4. Check the condensate quality of the steam header as close to the boiler as possible and before any other possible contamination sources (including the neutralizing amine feed). You may be able to get a sample off the steam header's steam trap. If you find contamination here, you most likely have boiler carryover occurring. This boiler carryover may either be the cause of the condensate contamination you see or be a result of it.

5. If you believe you have boiler carryover occurring, this must be corrected before you can further investigate the source of the contamination. Boiler carryover will contaminate the entire condensate system making any other condensate sampling a fruitless endeavor. Work with the boiler operators to correct the problem. Dump all incoming condensate, if possible, to clear the contamination from the system in the shortest period of time.

6. After any carryover is under control and the condensate system has had time to clear itself of the carryover contamination, start testing the condensate return system for the contamination. Start first with the condensate receivers closest to the boilers. When you find one that's contaminated, work your way upstream from there. With any luck, you may be able to quickly find the source of the contamination.

Finding contamination sources can be tough sometimes. The offending piece of equipment may only operate sporadically. By the time condensate contamination is seen back at the boiler, the leaking piece of equipment may already be offline and any contaminated condensate flushed from its nearest condensate receiver.

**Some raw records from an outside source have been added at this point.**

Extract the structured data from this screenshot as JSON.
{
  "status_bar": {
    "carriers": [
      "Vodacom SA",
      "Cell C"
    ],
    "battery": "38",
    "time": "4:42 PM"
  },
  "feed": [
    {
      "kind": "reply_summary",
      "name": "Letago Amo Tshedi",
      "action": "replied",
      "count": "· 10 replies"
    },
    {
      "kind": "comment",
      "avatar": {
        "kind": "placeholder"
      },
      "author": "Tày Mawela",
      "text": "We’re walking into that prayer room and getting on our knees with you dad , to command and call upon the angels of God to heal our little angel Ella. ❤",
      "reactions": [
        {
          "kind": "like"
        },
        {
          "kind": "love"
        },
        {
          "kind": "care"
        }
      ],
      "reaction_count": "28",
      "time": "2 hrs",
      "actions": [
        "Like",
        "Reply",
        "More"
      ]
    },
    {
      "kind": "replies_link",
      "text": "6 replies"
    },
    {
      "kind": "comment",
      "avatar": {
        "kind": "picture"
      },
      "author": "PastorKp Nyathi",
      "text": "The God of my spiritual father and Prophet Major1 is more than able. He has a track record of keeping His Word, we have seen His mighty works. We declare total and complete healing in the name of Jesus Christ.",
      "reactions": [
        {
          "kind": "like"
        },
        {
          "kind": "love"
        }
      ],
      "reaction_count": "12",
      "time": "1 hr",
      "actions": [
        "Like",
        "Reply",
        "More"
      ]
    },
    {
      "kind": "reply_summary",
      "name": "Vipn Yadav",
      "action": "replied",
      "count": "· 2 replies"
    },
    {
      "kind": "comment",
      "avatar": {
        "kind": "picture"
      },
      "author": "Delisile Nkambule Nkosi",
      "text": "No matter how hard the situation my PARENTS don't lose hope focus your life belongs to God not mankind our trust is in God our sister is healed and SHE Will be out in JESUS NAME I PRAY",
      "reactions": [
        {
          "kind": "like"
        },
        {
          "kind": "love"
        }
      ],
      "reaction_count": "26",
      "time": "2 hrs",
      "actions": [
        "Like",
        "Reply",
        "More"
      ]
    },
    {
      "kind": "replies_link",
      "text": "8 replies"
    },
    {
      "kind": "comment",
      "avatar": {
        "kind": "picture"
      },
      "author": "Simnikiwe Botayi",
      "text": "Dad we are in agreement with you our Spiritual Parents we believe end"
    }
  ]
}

Heated baths are often temperature controlled. When the bath reaches the set temperature, steam flow through the heat exchanger is turned off. The steam remaining inside the heat exchanger condenses and can form a negative pressure. If the heat exchanger has a leak, the outside liquid is sucked into the heat exchanger. When steam flow is returned to the heat exchanger, a slug of contamination is sent back to the boiler system via the condensate. This can be an especially frustrating contamination source to find due to its intermittent nature, but can sometimes be easily spotted by a bubbling bath. If you see a heated bath bubbling near the heat exchanger, you most likely have steam leaking out of the heat exchanger.